For all that we proclaim our love of “democracy” and regard monarchs as relics of the past, at all times and in various ways we show our desire for a royalty called the King.
Schoolboys and girls do not have a President and First Lady of the prom, they have the King and Queen of the prom. Babe Ruth was neither the President nor the Secretary of Swat, but the “Sultan of Swat.” Elvis Presley was neither Prime Minister not Secretary General of Rock ‘n’ Roll, but the King of Rock ‘n’ Roll. Benny Goodman was the King, not the First Secretary, of Swing. Even that colorful, carefree hobo celebrated in song by Roger Miller was not the commoner nor the commissioner, but the “King of the Road.”
So it should hardly be surprising that the Lord Jesus Christ, who came into this world as a babe and was born in a manger, will return as the long-awaited King of Kings and Lord of Lords. Thus, the Roman Catholic Church has designated the last Sunday of each liturgical year as the Feast of Christ the King. Other Christian communions may not mark it as a formal feast day, but they do acknowledge Christ as King. He did not come to Earth to be the party secretary.
Yet many Christians today seem reluctant to see Christ as King. Oh, they may think they will accept him as King when he comes at the end of the age. But they gladly put off any recognition of his kingship until then, imagining that in the meantime, the Lord Jesus Christ is staying out of the way and scrupulously observing the constitutional “separation of church and state.” They would like to keep him in the cradle at Bethlehem or in the dock before Pilate, though I am sure most are much too humane to want him back on the cross at Calvary. I suppose they would like him as a senior advisor or chief pollster or coordinator of focus groups.
Many appear to want a Christ who would resemble the Republican caricature of Adlai Stevenson, the “egghead” Democrat of the 1952 presidential campaign. Republican wags liked to tell the story of how Stevenson, waiting to go before an audience for a campaign speech, asked an aide if he had time to go to the bathroom. When the aide reported that he did, Stevenson thought for a moment and came up with another question: “Do I have to go to the bathroom?”
Many a politician might take a poll to settle such a question, but Stevenson was actually a man of some firm and fixed convictions. Were he around today, we might hear some condemnation from him of government surveillance and torture or the claim that the President may have someone arrested and detained indefinitely and without trial simply by designating that person an “enemy combatant.” But even that might be too much conviction for either liberals or conservatives today. They might want to take a poll first.
“We have no King but Caesar!” So cried the chief priests to Pilate, when he asked them to behold their King, the preacher of Galilee, scourged and crowned with thorns.

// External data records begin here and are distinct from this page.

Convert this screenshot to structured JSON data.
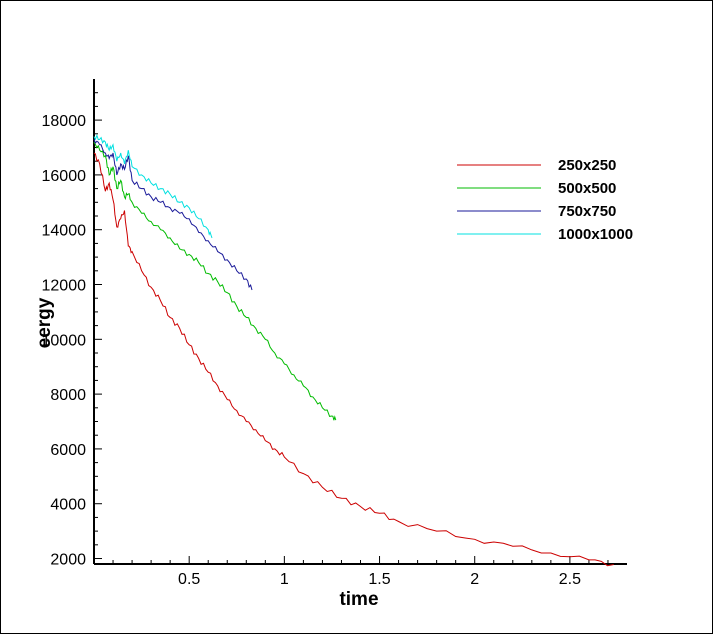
{
  "chart_data": {
    "type": "line",
    "title": "",
    "xlabel": "time",
    "ylabel": "eergy",
    "xlim": [
      0,
      2.8
    ],
    "ylim": [
      1800,
      19500
    ],
    "xticks": [
      0.5,
      1,
      1.5,
      2,
      2.5
    ],
    "xtick_labels": [
      "0.5",
      "1",
      "1.5",
      "2",
      "2.5"
    ],
    "yticks": [
      2000,
      4000,
      6000,
      8000,
      10000,
      12000,
      14000,
      16000,
      18000
    ],
    "ytick_labels": [
      "2000",
      "4000",
      "6000",
      "8000",
      "10000",
      "12000",
      "14000",
      "16000",
      "18000"
    ],
    "grid": false,
    "legend_position": "top-right",
    "series": [
      {
        "name": "250x250",
        "color": "#cc0000",
        "x": [
          0.0,
          0.03,
          0.06,
          0.08,
          0.1,
          0.12,
          0.14,
          0.16,
          0.18,
          0.2,
          0.25,
          0.3,
          0.35,
          0.4,
          0.45,
          0.5,
          0.55,
          0.6,
          0.65,
          0.7,
          0.75,
          0.8,
          0.85,
          0.9,
          0.95,
          1.0,
          1.1,
          1.2,
          1.3,
          1.4,
          1.5,
          1.6,
          1.8,
          2.0,
          2.2,
          2.4,
          2.6,
          2.73
        ],
        "y": [
          16800,
          16400,
          15400,
          15700,
          15100,
          14100,
          14400,
          14700,
          13400,
          13200,
          12500,
          11900,
          11400,
          10800,
          10400,
          9800,
          9300,
          8800,
          8300,
          7800,
          7400,
          7000,
          6700,
          6300,
          6000,
          5700,
          5100,
          4600,
          4200,
          3900,
          3650,
          3350,
          3000,
          2700,
          2450,
          2200,
          1950,
          1780
        ]
      },
      {
        "name": "500x500",
        "color": "#00bb00",
        "x": [
          0.0,
          0.03,
          0.06,
          0.08,
          0.1,
          0.12,
          0.14,
          0.16,
          0.18,
          0.2,
          0.25,
          0.3,
          0.35,
          0.4,
          0.45,
          0.5,
          0.55,
          0.6,
          0.65,
          0.7,
          0.75,
          0.8,
          0.85,
          0.9,
          0.95,
          1.0,
          1.05,
          1.1,
          1.15,
          1.2,
          1.25,
          1.27
        ],
        "y": [
          17200,
          16900,
          16700,
          16000,
          16300,
          15500,
          15800,
          15200,
          15300,
          15000,
          14600,
          14300,
          14000,
          13700,
          13300,
          13100,
          12800,
          12400,
          12100,
          11700,
          11200,
          10800,
          10400,
          10000,
          9500,
          9100,
          8700,
          8300,
          7900,
          7500,
          7200,
          7050
        ]
      },
      {
        "name": "750x750",
        "color": "#1a1a99",
        "x": [
          0.0,
          0.03,
          0.06,
          0.08,
          0.1,
          0.12,
          0.14,
          0.16,
          0.18,
          0.2,
          0.25,
          0.3,
          0.35,
          0.4,
          0.45,
          0.5,
          0.55,
          0.6,
          0.65,
          0.7,
          0.75,
          0.8,
          0.83
        ],
        "y": [
          17300,
          17100,
          16800,
          16600,
          16800,
          16000,
          16400,
          16200,
          16700,
          15800,
          15500,
          15200,
          15000,
          14800,
          14600,
          14400,
          13900,
          13600,
          13200,
          12900,
          12500,
          12200,
          11800
        ]
      },
      {
        "name": "1000x1000",
        "color": "#00e0e0",
        "x": [
          0.0,
          0.03,
          0.06,
          0.08,
          0.1,
          0.12,
          0.14,
          0.16,
          0.18,
          0.2,
          0.25,
          0.3,
          0.35,
          0.4,
          0.45,
          0.5,
          0.55,
          0.6,
          0.62
        ],
        "y": [
          17400,
          17300,
          17200,
          16900,
          17100,
          16500,
          16800,
          16400,
          16900,
          16300,
          16000,
          15700,
          15500,
          15300,
          15000,
          14800,
          14400,
          14000,
          13700
        ]
      }
    ]
  }
}
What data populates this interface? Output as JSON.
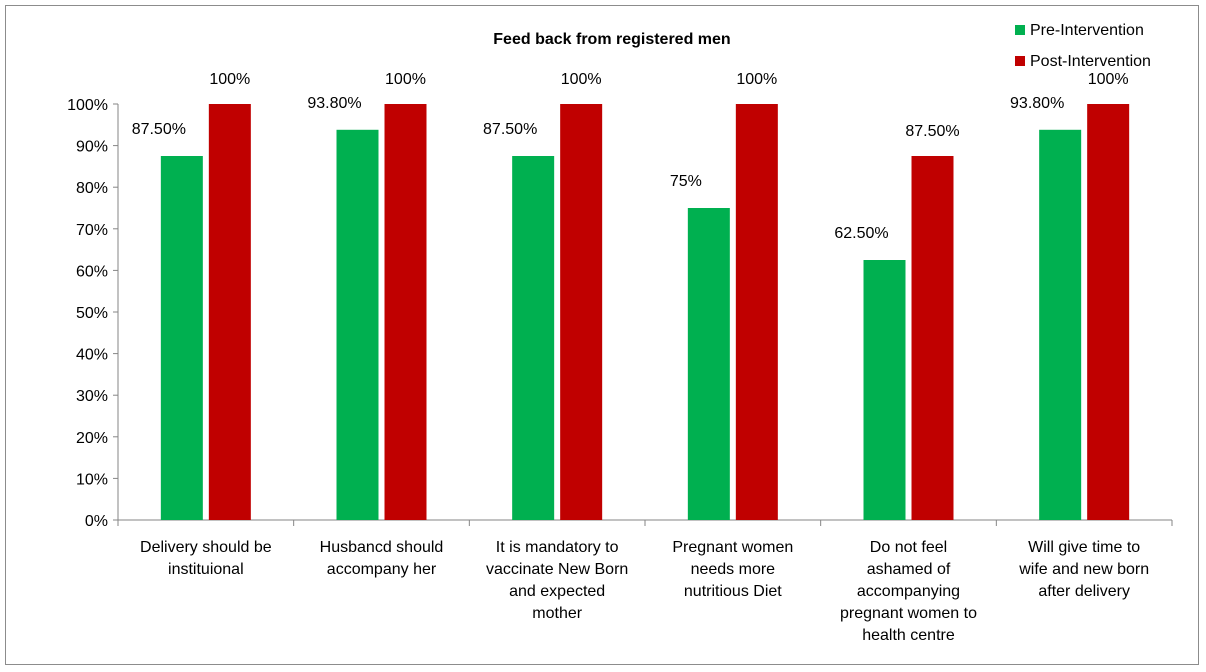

Today’s lukewarm Christians, Democrats, Republicans, and Independents, might well cry out, “We have no god but Gallup!”
God must have infinitely more patience with those who reject him completely than with those who would keep him on as a senior campaign advisor for ecclesiastical questions, should any arise. It is considered gauche these days to adhere to a specific religion. It is enough to be vaguely “spiritual.” Our role model is not so much Pontius Pilate, who actually showed some sympathy for Christ, the prisoner. We would rather be like Pilate’s wife, who advised him: “Have nothing to do with this man!”
Or perhaps we would be like Herod was with John the Baptist. The King kept the baptizer in captivity and was pleased to listen to him, as one voice, no doubt, among many in the intellectual and spiritual ferment of the day. But when it became expedient to do so, he beheaded him and was done with him. It is often that way with Christ in the modern world.
We are never that far removed from primitive man, despite our conceit about evolution. And we are never far from the Garden of Eden, despite the conceit that we have outgrown such stories. We are still asking, as the Serpent asked the first woman: “Did God really say…?” Did Christ, that “gentle Jesus, meek and mild,” actually say we are in danger of hell fire for calling our brother a fool? Did Christ really say that anyone who looks at a woman with lust has committed adultery with her in his heart?
“But that’s human nature!” the modern man (or woman) objects. Yes, but human nature is fallen, is corrupt. But, comes the befuddled response, did Jesus actually say…?
“Well, you have to interpret that.” Oh, interpret it until it no longer stings, until it no longer gets in the way. The lion is the king of the jungle, we say, and Jesus is the Lion of the tribe of Judah. We like our lions interpreted, meaning defanged and declawed. We want the Christ of the Christmas cards — a “kinder, gentler” Jesus, who will serve as the religious mascot of a secular new world order.
When, as Christians believe, Christ returns as King of Kings and Lord of Lords, we will be reminded that Moses came down from the mountaintop with firm commandments, not the Ten Suggestions.